Barcelone se place à nouveau sur la carte de l’avant-garde médicale mondiale, cette fois-ci avec une histoire qui mêle science-fiction, éthique et une générosité difficile à comprendre. L’hôpital Vall d’Hebron a annoncé avec succès la première greffe de visage au monde où les tissus proviennent d’un donneur qui avait demandé l’aide pour mourir (euthanasie).
La protagoniste de cette nouvelle vie est Carme, une femme qui a vu sa réalité s’assombrir après une infection bactérienne massive. Ce qui a commencé comme un problème de santé a conduit à une nécrose qui lui a fait perdre son nez, l’a empêchée d’ouvrir la bouche pour manger et, plus douloureux encore, lui a fait perdre l’envie de sortir dans la rue. Quatre mois après l’opération, Carme peut désormais prendre un café et, surtout, respirer sans crainte.

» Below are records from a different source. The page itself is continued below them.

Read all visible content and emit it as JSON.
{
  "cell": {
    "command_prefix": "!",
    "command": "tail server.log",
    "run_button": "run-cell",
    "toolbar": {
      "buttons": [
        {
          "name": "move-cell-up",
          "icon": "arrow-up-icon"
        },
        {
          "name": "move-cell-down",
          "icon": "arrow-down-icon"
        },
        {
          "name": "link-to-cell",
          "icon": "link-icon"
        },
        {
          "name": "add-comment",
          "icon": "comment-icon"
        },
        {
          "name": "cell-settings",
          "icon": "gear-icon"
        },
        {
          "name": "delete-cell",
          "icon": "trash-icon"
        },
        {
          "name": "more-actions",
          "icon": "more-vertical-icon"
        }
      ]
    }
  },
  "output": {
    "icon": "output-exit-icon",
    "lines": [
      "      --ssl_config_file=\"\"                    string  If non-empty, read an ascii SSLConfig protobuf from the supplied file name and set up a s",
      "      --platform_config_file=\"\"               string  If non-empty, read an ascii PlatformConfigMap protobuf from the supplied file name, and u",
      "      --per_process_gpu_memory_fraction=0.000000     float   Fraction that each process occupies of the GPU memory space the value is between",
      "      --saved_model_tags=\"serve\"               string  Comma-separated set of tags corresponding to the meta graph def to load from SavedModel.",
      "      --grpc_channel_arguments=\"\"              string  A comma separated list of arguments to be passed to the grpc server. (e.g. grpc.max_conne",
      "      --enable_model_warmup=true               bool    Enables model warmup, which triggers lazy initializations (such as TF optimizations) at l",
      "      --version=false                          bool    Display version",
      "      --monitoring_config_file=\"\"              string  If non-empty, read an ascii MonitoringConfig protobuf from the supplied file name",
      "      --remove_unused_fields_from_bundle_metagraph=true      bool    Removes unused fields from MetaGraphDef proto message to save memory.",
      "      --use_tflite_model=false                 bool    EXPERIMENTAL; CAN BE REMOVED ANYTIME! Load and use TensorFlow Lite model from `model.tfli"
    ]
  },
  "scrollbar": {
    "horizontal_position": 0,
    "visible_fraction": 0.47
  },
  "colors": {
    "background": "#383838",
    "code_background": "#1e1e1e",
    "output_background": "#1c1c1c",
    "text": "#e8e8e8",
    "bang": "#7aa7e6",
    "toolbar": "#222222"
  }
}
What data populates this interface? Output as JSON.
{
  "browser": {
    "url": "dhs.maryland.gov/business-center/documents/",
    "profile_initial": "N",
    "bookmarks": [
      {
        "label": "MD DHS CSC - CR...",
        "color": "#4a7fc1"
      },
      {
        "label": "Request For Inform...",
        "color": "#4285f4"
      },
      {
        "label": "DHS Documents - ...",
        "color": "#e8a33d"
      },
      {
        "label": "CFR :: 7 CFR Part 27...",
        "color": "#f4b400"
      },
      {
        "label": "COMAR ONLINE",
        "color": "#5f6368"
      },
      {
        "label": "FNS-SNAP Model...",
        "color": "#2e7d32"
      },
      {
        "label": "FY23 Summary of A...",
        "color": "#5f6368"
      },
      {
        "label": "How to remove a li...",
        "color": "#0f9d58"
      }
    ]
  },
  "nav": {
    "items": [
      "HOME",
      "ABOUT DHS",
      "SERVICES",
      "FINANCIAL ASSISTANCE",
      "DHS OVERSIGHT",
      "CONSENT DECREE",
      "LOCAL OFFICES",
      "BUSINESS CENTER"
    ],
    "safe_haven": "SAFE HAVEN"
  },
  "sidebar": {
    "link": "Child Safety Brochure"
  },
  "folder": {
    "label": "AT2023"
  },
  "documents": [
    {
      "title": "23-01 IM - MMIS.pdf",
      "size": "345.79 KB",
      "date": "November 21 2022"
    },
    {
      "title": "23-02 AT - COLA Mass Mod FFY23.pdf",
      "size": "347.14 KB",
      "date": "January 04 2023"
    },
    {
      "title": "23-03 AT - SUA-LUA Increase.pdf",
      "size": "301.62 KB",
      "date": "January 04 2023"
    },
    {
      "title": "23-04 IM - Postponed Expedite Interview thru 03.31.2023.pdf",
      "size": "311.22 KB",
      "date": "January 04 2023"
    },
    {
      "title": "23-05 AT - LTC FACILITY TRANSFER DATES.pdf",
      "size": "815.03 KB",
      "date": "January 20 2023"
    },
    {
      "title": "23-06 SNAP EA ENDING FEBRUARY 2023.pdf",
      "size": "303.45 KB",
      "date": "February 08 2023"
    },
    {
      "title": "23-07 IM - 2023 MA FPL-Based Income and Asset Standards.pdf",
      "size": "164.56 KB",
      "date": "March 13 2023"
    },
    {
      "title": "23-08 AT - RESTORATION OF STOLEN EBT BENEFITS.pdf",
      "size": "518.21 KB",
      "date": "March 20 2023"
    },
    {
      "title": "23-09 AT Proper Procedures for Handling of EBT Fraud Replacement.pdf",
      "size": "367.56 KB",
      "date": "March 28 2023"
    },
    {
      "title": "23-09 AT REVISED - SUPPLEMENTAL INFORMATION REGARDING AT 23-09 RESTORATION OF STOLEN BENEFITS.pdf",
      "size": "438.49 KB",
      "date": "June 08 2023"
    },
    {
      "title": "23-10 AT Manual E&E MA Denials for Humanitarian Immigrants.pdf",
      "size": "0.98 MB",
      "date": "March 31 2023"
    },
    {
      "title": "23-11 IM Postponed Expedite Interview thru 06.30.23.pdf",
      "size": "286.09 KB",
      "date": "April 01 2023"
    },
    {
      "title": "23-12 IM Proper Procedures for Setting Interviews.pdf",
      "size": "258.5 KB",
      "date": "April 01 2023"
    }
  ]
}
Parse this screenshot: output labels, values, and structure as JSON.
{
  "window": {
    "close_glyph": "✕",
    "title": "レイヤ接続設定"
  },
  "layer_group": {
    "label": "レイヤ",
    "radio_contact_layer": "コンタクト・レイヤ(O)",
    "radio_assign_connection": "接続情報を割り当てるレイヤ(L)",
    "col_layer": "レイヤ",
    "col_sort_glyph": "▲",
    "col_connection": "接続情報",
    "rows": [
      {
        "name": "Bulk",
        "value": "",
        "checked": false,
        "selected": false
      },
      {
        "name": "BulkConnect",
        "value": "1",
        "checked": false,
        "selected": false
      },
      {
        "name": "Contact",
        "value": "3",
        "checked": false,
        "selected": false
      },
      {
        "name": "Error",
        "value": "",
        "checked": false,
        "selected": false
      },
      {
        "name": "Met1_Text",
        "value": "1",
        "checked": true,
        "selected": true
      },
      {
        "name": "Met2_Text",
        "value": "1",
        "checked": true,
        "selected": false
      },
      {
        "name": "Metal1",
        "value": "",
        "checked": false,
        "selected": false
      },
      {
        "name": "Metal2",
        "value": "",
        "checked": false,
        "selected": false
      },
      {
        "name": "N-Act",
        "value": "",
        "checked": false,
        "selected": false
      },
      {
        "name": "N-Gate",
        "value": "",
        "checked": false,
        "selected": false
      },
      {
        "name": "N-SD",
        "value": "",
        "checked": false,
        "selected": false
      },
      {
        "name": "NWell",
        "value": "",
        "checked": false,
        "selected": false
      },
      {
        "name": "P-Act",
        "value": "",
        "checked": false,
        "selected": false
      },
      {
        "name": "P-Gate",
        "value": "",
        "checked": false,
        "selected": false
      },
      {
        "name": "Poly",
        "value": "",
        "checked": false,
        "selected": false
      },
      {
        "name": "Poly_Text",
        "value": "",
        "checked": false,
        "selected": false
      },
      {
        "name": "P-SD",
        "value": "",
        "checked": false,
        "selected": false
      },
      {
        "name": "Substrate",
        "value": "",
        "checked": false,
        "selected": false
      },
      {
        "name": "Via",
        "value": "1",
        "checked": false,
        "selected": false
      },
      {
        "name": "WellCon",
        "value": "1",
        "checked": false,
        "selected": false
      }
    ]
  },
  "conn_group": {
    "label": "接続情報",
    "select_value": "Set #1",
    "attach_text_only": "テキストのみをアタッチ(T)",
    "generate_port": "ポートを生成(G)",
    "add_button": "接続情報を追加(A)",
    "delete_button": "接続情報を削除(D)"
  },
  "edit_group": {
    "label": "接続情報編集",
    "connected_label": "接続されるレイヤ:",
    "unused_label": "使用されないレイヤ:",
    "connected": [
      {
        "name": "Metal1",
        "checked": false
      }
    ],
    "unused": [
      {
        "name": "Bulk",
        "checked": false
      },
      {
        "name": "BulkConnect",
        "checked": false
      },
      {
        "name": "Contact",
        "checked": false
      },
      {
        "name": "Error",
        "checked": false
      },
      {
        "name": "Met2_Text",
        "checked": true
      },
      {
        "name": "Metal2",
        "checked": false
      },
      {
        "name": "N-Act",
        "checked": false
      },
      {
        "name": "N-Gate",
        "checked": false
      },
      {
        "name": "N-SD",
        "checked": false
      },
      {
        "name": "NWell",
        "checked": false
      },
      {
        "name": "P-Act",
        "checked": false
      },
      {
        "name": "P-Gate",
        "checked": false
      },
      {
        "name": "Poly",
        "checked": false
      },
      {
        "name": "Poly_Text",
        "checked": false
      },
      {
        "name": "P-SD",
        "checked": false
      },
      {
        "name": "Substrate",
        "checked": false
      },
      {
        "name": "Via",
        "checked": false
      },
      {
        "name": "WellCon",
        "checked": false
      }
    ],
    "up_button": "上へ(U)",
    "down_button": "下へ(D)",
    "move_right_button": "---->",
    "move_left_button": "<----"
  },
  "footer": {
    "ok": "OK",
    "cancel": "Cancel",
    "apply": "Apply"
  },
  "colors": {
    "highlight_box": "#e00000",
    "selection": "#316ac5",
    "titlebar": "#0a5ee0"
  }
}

Une lueur d’espoir entre technique et générosité
Bien qu’un peu plus de 50 greffes de ce type aient été réalisées dans le monde (et que Vall d’Hebron soit déjà un vétéran en la matière, ayant réalisé la première greffe totale en 2010), le cas de Carme est unique en raison de son origine. La donneuse a non seulement décidé de donner ses organes, mais elle a aussi précisé son souhait de céder son visage afin que quelqu’un d’autre puisse retrouver son expressivité.
Cette particularité a permis quelque chose d’inédit en médecine d’urgence : la planification. Connaissant à l’avance la volonté de la donneuse, l’équipe dirigée par le Dr Joan-Pere Barret, chef du service de chirurgie plastique et des grands brûlés, a pu bosser main dans la main avec des ingénieurs. Ils ont utilisé un logiciel de planification 3D pour concevoir des guides personnalisés qui s’adaptent parfaitement aux structures osseuses et nerveuses des deux femmes.
Une armée de 100 pros a participé à l’opération. Pas étonnant : il ne s’agit pas de « mettre un masque », mais de connecter des vaisseaux sanguins et des nerfs de moins d’un millimètre de diamètre pour que le visage ait de la sensibilité et du mouvement. Comme le dit l’équipe médicale, un visage qui ne ressent rien n’est pas un visage, c’est une statue.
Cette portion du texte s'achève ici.